Understanding the card table

Understanding the card table

A card table is used in a generational GC to discover cross-generational pointers. Let’s get started with the generation GC problem first.

Generational GC

It is observed allocations typically divides into two classes. Either they are short-lived or they are long lived. To efficiently use the memory, we would like to be able to reclaim the space of the short lived object relatively fast without having to worry about the long lived ones. Ideally, we can have a GC that only collect the young generation. How do we do that? We do the usual mark and sweep. In the sweep phase, we can focus on the young generation only, and reclaim the memory into free lists as we see unmarked object.

But how do we make the mark_phase run faster? To truly determine if an object is free and subject to collection, we have to be sure that there is no reference to that object from anywhere. That includes the potential for long lived object to have a reference to the short lived ones. That is a sad news, because we cannot shrink the mark_phase to explore only young objects.

Fortunately, there is a cure. Suppose we do young generation GC frequently, then the long lived objects don’t have a chance to change too much. Suppose those changes are small relative to all the long lived objects, it make senses to just go through the changes.

Recording changes

To record change, we need to be able to intercept writes. We do that by making sure all changes to references go through a function called the write barrier. Since this is happening for all writes, we would like the overhead to be as small as possible. To do that, we introduce the card table.

Card table

Like the brick table, we divide the heap range into cards. Each card is represented by a single bit in the card table to indicate whether or not it could contain a cross generational pointer.

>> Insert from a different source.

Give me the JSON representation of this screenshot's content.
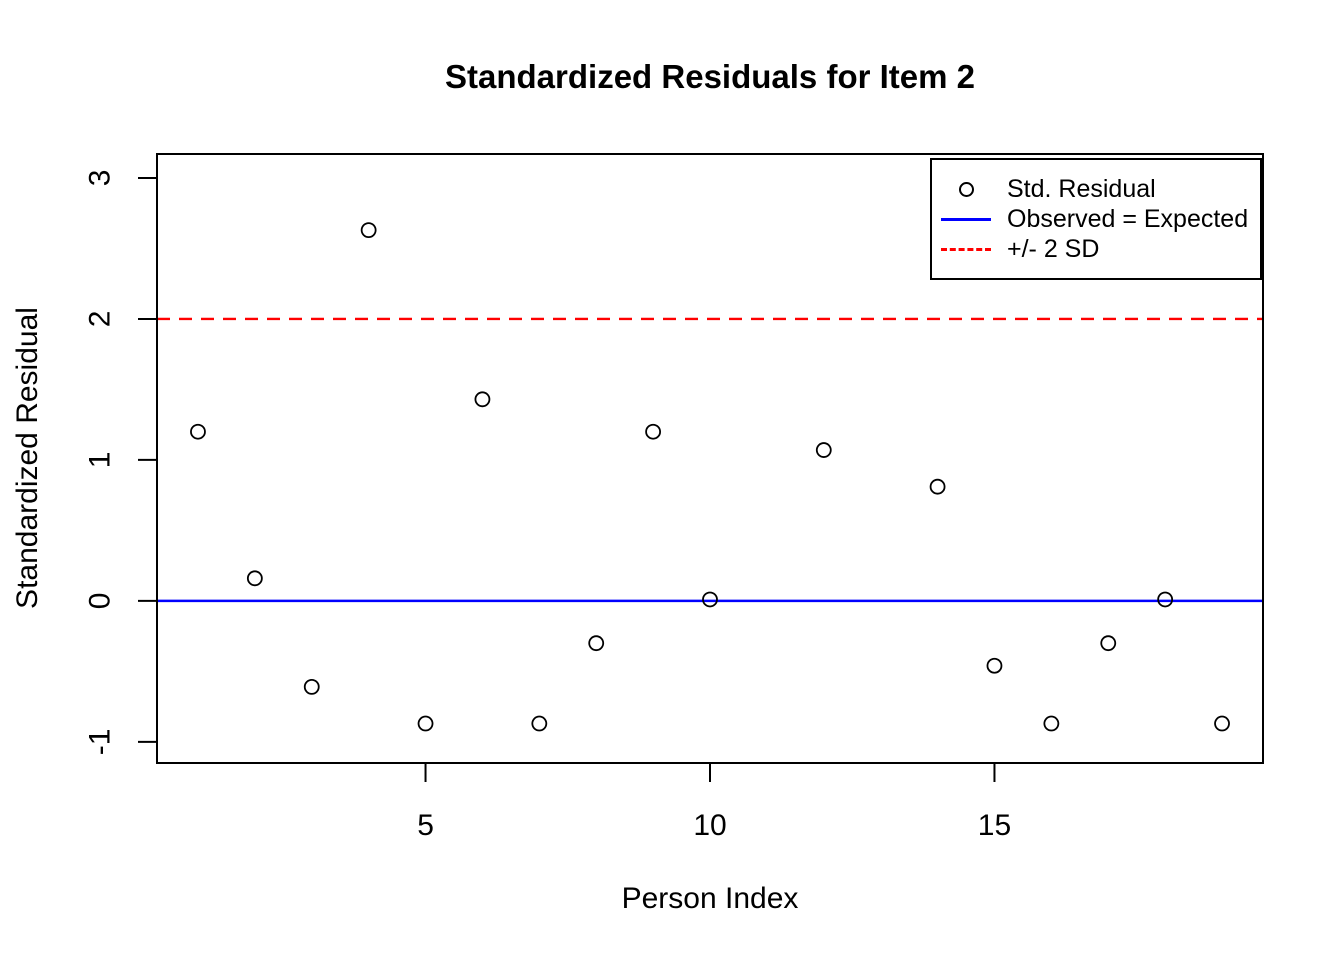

The logic of translating an address to a card is similar:

inline
uint8_t* gc_heap::card_address (size_t card)
{
    return  (uint8_t*) (card_size * card);
}

inline
size_t gc_heap::card_of ( uint8_t* object)
{
    return (size_t)(object) / card_size;
}

The key difference from the brick table is that we do not adjust for the lowest address, this is explained by the translate_card function.

uint32_t* translate_card_table (uint32_t* ct)
{
    return (uint32_t*)((uint8_t*)ct - card_word (gcard_of (card_table_lowest_address (ct))) * sizeof(uint32_t));
}

So instead of adding complexity in the address to card conversion routine, we simply move the base address of the card table itself instead so that the card table can be indexed using an unadjusted card number, that helps simplify the write barrier logic.

Marking the cards

Now we know the card table tell use which card could contain the cross generational pointer. During mark_phase, we can go through the marked cards. Each marked card correspond to an address range, therefore we can find an object (through the brick table!) on that address range, and go through the pointers there. That make sure we cover all the references to the younger generation objects.

Clearing the cards

If we do not clear the cards, they will eventually accumulate and the whole older generation could contain lower generation objects. That just defeats the purpose. Therefore we need to be aggressive with clearing the cards. A good opportunity to clear the card is once the card is marked, but there will be a problem as illustrated in this sequence of operations:

1. A new generation 0 object New is created,
2. An old generation 2 object Old is referencing New.
3. A generation 0 GC occurred.
4. A generation 1 GC occurred.

If we reset the card containing Old during the mark_phase of step 3. We will miss that cross generation pointer from Old to New during step 4. Turn out a cross generational pointer might be introduced in various ways. We could introduce it during promotion and demotion, we have to make sure the card table is updated in those cases as well.